We zien dat in Psalm 34: „Vele zijn de tegenspoeden der rechtvaardigen…”Toen God de kinderen Israëls uit Egypte verloste, bracht Hij ze niet direct in Kanaän. Zij moesten nog een tijd omzwerven in de woestijn. Evenzo handelt God nog alle dagen met Zijn kinderen op aarde. Hoewel Hij hen verlost heeft uit het helse Egypte, brengt Hij hen niet terstond in het land Kanaän.

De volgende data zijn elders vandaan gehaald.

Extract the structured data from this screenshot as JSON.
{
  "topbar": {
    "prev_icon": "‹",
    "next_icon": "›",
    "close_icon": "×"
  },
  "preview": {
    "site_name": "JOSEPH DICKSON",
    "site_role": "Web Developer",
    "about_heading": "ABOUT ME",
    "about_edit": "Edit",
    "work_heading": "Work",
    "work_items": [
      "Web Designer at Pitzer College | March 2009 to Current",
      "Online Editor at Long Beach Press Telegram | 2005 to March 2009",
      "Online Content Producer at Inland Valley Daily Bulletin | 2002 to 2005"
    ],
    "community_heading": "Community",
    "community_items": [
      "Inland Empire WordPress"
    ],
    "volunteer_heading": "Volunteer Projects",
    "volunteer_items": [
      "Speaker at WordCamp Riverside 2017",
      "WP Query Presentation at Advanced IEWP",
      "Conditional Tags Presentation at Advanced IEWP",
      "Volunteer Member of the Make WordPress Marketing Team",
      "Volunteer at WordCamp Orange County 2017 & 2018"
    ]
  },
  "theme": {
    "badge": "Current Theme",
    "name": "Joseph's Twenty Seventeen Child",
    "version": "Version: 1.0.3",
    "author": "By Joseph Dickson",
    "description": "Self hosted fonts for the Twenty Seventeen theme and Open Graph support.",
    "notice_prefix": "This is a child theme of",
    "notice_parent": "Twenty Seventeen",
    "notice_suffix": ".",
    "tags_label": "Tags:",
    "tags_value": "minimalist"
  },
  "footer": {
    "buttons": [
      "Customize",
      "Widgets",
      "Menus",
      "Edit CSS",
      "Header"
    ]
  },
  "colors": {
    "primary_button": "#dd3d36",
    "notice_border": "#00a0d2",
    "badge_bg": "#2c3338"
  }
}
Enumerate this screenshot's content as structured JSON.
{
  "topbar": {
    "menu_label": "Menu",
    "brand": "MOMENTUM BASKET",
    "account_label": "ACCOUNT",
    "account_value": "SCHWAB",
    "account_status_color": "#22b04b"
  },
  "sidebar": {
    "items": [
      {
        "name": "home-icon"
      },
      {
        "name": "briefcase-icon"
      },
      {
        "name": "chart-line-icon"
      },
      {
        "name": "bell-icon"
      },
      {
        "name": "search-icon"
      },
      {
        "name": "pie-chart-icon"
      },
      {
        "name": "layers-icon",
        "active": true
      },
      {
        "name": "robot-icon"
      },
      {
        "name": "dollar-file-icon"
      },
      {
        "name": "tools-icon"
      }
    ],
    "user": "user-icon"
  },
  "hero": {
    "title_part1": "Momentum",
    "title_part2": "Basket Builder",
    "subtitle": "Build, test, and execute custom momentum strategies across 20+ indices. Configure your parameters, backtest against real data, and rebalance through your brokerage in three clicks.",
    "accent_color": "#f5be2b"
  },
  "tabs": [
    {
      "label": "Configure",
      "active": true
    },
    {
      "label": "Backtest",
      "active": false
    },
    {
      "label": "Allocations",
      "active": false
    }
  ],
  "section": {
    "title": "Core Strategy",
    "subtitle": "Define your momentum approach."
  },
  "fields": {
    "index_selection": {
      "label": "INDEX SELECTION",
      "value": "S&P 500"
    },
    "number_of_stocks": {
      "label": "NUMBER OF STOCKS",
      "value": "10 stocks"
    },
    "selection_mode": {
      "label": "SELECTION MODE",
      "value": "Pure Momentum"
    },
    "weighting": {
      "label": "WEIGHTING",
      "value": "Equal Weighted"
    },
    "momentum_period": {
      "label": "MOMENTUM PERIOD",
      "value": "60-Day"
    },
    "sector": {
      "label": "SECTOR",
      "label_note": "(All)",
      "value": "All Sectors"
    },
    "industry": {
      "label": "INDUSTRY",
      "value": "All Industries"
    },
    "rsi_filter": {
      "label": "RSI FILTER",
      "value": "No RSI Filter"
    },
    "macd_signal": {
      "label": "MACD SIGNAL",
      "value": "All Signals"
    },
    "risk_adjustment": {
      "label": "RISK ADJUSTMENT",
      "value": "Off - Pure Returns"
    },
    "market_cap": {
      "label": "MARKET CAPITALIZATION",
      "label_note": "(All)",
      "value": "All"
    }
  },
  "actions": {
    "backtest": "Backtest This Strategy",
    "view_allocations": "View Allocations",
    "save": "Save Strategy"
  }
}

Hij laat hen nog voor een tijd met veel kruis en verdriet omzwerven in de wildernis van deze wereld.
„Wij moeten door veel verdrukkingen ingaan in het Koninkrijk der hemelen.” Gelijk de zon zich soms bedekt met zware wolken, zo bedekt God de Heere Zijn liefelijk aanschijn voor Zijn lieve kinderen, wanneer Hij hen met kruis bezoekt.
Adrianus Hasius, predikant te Leeuwarden (”Geestelijk Alarm”, 1653)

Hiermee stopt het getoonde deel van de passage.